A salvo de las piedras, exhaustos e iracundos,
hedor de ovejas los fugitivos exudaban
todavía horas después,
al percatarse de cuán lejos la corriente los había alojado:
de nuevo estaban en el mar,
sobre los tablones que unos marinos tenían a modo
de cubierta.
El pan disperso algo les decía:
no estaba allí para que descendieran las palomas.
Una celada no era porque el señuelo
—se dijeron— distante de ellos debería encontrarse.
¿Adónde hemos llegado sin que el sueño
hubiera impuesto sus augurios
en árboles colmados de coleópteros?
¿Fueron las niñas que, distantes de las cámaras,
sellaron con un beso
el camino polvoriento
que arroparía su amor en sangre y humo
ante la indiferencia de todos en el Metro?

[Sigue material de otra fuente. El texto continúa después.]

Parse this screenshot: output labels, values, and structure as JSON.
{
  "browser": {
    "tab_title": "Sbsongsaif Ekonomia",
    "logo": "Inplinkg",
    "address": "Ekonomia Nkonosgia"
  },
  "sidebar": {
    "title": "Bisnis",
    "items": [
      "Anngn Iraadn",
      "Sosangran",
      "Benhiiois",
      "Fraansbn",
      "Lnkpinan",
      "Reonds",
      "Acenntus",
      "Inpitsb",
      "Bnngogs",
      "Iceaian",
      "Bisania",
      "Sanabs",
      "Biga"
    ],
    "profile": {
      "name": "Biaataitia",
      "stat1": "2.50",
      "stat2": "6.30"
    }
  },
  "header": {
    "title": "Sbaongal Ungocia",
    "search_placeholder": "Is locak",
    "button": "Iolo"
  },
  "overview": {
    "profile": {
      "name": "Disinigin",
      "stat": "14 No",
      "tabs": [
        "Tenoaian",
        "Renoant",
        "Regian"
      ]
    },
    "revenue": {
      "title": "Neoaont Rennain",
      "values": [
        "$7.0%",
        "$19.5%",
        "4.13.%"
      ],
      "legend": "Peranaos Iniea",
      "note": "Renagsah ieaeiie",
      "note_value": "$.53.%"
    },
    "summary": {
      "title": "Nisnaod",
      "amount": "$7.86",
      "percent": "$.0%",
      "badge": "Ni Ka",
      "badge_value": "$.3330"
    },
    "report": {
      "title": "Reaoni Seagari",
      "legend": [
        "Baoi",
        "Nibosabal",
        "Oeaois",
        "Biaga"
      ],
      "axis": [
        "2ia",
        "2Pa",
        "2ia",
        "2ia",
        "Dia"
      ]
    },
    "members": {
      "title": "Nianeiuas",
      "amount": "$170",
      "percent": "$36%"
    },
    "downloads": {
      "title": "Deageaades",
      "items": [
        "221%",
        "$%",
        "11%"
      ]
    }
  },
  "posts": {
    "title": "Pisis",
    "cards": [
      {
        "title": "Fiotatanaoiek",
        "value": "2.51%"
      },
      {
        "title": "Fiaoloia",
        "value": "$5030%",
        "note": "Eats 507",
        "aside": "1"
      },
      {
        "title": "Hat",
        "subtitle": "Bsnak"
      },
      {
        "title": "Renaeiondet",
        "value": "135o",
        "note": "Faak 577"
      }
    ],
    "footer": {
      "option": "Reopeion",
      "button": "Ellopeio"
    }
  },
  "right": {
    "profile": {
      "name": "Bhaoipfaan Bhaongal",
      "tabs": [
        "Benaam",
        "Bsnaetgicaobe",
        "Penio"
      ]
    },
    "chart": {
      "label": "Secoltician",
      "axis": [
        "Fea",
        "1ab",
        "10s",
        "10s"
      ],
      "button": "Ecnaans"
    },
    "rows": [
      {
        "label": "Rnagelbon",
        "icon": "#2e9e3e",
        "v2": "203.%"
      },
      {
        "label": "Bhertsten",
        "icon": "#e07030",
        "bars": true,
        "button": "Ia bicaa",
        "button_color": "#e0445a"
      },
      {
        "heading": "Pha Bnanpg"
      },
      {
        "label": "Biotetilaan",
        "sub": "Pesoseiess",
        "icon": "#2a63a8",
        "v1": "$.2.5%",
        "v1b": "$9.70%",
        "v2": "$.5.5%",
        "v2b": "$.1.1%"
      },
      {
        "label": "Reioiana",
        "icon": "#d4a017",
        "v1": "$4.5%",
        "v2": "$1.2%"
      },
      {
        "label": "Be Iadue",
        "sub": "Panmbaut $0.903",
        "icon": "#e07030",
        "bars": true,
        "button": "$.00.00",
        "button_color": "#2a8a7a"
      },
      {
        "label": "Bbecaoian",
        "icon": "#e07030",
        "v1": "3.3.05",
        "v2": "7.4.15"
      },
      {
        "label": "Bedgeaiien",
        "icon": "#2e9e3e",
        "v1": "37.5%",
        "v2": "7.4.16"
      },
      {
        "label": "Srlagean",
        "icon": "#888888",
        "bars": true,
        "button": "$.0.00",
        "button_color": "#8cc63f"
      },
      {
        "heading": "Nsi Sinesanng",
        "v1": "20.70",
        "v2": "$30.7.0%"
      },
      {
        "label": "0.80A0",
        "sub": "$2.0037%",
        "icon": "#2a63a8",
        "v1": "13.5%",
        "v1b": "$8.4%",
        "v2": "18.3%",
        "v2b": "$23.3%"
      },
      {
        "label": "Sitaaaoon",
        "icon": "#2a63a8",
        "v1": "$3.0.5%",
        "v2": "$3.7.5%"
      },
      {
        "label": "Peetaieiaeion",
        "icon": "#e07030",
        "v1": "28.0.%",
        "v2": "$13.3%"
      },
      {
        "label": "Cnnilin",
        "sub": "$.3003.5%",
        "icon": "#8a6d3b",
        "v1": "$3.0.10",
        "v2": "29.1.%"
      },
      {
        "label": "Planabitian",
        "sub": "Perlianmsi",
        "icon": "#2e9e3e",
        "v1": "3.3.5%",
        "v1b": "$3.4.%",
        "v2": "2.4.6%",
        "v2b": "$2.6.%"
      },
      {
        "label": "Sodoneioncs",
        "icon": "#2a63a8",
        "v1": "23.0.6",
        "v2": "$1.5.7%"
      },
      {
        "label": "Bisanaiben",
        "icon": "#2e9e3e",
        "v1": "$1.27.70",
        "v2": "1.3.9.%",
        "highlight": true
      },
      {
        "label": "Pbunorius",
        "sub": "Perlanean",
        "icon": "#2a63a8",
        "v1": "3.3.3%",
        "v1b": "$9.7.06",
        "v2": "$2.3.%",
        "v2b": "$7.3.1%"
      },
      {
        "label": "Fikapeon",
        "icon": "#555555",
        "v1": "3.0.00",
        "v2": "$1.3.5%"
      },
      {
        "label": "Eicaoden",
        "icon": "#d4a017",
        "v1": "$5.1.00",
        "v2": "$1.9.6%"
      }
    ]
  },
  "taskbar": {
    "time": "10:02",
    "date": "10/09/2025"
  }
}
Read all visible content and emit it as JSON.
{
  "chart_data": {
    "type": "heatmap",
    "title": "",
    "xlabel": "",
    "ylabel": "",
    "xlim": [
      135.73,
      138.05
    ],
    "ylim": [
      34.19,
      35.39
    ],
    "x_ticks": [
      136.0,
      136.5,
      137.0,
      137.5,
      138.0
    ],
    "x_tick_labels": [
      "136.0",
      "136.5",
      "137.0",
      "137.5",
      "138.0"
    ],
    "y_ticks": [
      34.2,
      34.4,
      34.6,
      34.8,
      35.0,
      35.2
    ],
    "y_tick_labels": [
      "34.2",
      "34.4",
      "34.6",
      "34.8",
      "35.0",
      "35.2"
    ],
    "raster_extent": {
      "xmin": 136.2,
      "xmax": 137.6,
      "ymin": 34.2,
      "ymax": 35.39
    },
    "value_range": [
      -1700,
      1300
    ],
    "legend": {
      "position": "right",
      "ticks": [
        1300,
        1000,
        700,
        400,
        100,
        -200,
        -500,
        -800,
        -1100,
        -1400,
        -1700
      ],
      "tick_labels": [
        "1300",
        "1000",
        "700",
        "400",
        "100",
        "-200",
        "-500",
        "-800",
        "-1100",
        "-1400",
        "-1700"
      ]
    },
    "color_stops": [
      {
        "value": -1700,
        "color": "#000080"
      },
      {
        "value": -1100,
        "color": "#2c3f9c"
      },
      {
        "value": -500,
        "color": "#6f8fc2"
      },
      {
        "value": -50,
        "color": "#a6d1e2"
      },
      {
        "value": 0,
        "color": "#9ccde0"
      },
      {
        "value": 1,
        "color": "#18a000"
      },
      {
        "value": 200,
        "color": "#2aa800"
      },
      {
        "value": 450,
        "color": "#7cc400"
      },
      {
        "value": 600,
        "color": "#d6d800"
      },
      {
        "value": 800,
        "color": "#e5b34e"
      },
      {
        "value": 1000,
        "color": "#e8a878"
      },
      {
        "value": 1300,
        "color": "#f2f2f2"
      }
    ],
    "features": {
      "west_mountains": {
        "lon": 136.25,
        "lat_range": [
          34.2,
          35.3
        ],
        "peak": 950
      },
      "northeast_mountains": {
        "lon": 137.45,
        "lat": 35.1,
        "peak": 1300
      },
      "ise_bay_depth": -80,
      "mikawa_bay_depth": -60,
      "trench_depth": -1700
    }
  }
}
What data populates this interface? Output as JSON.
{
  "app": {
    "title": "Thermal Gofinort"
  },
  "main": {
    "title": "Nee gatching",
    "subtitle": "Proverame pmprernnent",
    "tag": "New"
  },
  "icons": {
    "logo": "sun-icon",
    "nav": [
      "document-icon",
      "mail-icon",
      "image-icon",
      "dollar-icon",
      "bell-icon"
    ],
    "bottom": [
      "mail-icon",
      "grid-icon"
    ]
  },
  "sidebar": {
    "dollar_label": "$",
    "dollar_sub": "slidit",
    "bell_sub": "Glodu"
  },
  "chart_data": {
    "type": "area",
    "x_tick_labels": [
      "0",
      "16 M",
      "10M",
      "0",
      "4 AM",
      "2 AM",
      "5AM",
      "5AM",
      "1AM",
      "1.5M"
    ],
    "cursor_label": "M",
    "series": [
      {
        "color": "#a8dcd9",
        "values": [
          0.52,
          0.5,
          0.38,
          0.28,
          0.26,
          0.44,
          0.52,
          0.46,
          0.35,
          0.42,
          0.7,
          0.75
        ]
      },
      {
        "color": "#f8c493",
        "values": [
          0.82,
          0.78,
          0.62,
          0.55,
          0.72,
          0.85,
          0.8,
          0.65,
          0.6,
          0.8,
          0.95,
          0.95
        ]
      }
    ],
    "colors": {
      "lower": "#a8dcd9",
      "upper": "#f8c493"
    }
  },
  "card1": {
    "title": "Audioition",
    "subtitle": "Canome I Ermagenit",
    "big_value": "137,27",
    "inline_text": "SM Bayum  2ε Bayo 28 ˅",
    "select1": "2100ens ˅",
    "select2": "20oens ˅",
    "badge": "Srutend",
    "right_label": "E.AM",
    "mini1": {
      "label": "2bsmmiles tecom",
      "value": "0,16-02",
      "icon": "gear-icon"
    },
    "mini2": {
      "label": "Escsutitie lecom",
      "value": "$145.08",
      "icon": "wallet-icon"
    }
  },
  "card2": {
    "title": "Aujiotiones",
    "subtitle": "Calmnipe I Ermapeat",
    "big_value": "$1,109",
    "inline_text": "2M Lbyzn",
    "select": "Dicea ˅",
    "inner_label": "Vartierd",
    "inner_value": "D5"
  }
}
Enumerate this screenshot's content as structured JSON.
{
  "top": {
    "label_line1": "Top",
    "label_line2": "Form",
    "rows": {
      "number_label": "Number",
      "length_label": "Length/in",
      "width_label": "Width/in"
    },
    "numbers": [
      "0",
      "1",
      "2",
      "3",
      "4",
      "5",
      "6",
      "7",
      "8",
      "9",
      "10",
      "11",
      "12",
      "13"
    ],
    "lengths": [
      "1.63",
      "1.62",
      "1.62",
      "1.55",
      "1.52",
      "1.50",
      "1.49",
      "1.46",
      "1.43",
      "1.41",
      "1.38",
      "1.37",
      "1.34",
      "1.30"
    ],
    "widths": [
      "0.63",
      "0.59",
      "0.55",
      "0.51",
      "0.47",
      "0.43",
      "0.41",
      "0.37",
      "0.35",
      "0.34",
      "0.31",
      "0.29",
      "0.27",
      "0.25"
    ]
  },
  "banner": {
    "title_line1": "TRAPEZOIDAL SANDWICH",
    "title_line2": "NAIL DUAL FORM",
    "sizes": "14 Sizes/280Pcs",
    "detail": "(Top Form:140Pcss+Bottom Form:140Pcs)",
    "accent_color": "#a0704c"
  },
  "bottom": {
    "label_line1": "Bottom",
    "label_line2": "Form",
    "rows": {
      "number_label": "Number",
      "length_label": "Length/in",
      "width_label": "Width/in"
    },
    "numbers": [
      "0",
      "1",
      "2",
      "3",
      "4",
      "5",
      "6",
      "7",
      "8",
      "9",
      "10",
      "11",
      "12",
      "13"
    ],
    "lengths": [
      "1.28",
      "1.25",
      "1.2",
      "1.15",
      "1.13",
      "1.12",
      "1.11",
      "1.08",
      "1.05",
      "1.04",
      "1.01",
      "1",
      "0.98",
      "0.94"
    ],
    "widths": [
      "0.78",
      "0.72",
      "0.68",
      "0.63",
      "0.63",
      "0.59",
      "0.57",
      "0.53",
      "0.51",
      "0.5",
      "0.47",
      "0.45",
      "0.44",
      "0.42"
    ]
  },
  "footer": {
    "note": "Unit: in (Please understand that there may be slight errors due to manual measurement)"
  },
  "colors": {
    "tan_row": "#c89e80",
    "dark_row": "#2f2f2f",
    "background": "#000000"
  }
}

Corrientes marinas los hicieron detenerse,
previas las votaciones de unos cuantos,
en garitos de brujas
y en desembocaduras de ríos
donde las novias lavaban sus corpiños
antes de que anunciara la madre
las delicias del ceviche con manos de cangrejo.
Ya entrados en la magnificencia de las viandas,
algunos en sus ropas distinguieron
indubitable fetidez de las ovejas,
aquéllas acreedoras de sus vidas,
y se miraron entre sí
aunque tras ellos advirtieran un fantasma.
Al ser requeridos los servidores más locuaces,
con guiños dejaron entrever
que, en las porquerizas,
los cerdos en verdad vetustos,
aquéllos de infinita tristeza irreprimible,
eran el manjar señalado en los banquetes.
Como atleta al que el aire se le agota
y, por sorpresa, sin que hubiese demandado auxilio,
ángeles poderosos la vista le nublan un instante
y hacia dentro, hacia una burbuja
de silencio palpable
––luz agostada en el volumen,
luz de gestos plasmados en azogue––,
algodones pretéritos exhiben
insuficiencia respiratoria o renal.
Así me figuro que avistaba la planicie:
por un momento el hipnótico resplandor
del horizonte
y, antes de que el minuto concluyera,
cuando obraba el titubeo,
el agua desértica,
el continente más árido del yo en su insurgencia.
Al acercarme a la ventana,
el aire viciado reinaba aún en el paisaje.
Cualquier leve movimiento que ocurriera
oscurecía los planos posibles para el ojo:
el guardia de turno advertía el váguido inminente
y abría la boca para que el visitante no cayera.
«Cuidado». Pero enseguida: «¿Está usted bien?».
Más de una vez, seguro, sucedió,
porque surgía la voz carente de sorpresas.
(Imposible encontrar ese dato en los libros de registro,
por más que uno interrogue en diferentes ventanillas.
Adolecerán de insuficiencia las explicaciones).
No desperté yo de pronto sin saber en dónde estaba
ni solicité auxilio ante los síntomas sabidos:
me senté sin preguntarme si podía
y contemplé entonces, sin pausa, la planicie.